John Fordham 

Jazz’s casual charmer

Bill Charlap Pizza Express Jazz Club, London ***
  
  


You wouldn't go to a Bill Charlap gig expecting to hear the jazz world turned upside down. The axiom that jazz is about the player and not the repertoire can sometimes be harder to demonstrate when the luggage of the mainstream repertoire is as heavy as it is with him. But the New Yorker brings a casual and reticent charm and a compellingly fragile fluency to his handling of some of the most exhaustively-mined keyboard materials in jazz.

On his opening night, Charlap and his musicians initially seemed to be teetering on the edge of the soporific, as is always the risk with an undemonstrative, lounge-piano manner, but the initial caution was soon thrown to the music's winds. From This Moment On exhibited Charlap's easy grace, but the group sounded tentative. Harold Arlen's I've Got the World on a String suggested a general loosening of collars, and Vivvie's Waltz (an original written for the pianist's daughter), with its mix of an emphatic lower-register riff and a feathery, diaphanous principal melody, was positively impulsive.
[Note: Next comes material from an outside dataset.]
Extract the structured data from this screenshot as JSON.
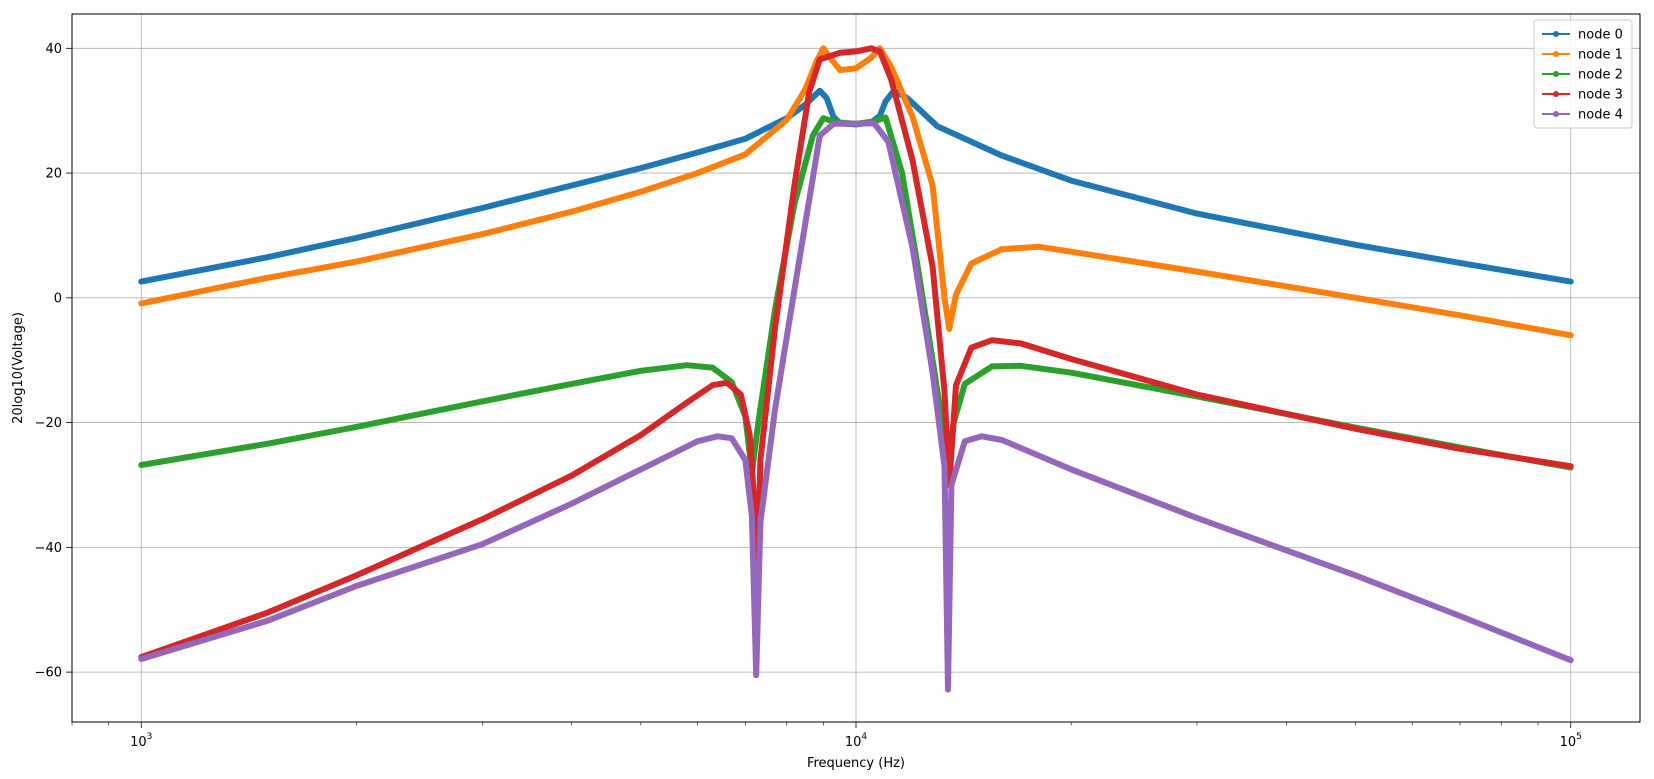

Charlap's dynamic sense is very subtle and his touch remarkably gentle even at speed, so his double-time lines on this piece soon began to exhibit the mercurial mobility and sparkle that have made him so much in demand with celebrated leaders.

A trademark of his is the deceptively suspended ending, and several of his pieces concluded with devious codas, suddenly preoccupied arpeggios, and dangling silences abruptly resolved in a single theatrically-struck chord.

Charlap's local partners played at first as if anxious not to crowd the leader, and young bassist Mark Hodgson suggested a poise and security all over the register that was only made frustrating by his modesty with the volume control. Drummer Stephen Keogh, reserved at first, eventually hurled himself into a delightful display of uptempo hustling with the brushes on Five Brothers - a bebop sprint Charlap had borrowed from a recording with the late Gerry Mulligan. It triggered the pianist into a surging display of seamless runs and Red Garland-like block chords that ought to have sounded frantic but were as relaxed as a leisurely stroll.

Charlap's unassuming persona added considerable warmth. He even name-checked his high-school piano teacher Jack Riley and gave a thoughtful exposition of a wistful, entirely creditable Riley composition. By the time they got to Dave Frishberg's mixed-tempo Love Rolls On, everyone sounded as if they'd been enjoying this kind of musical conversation for years.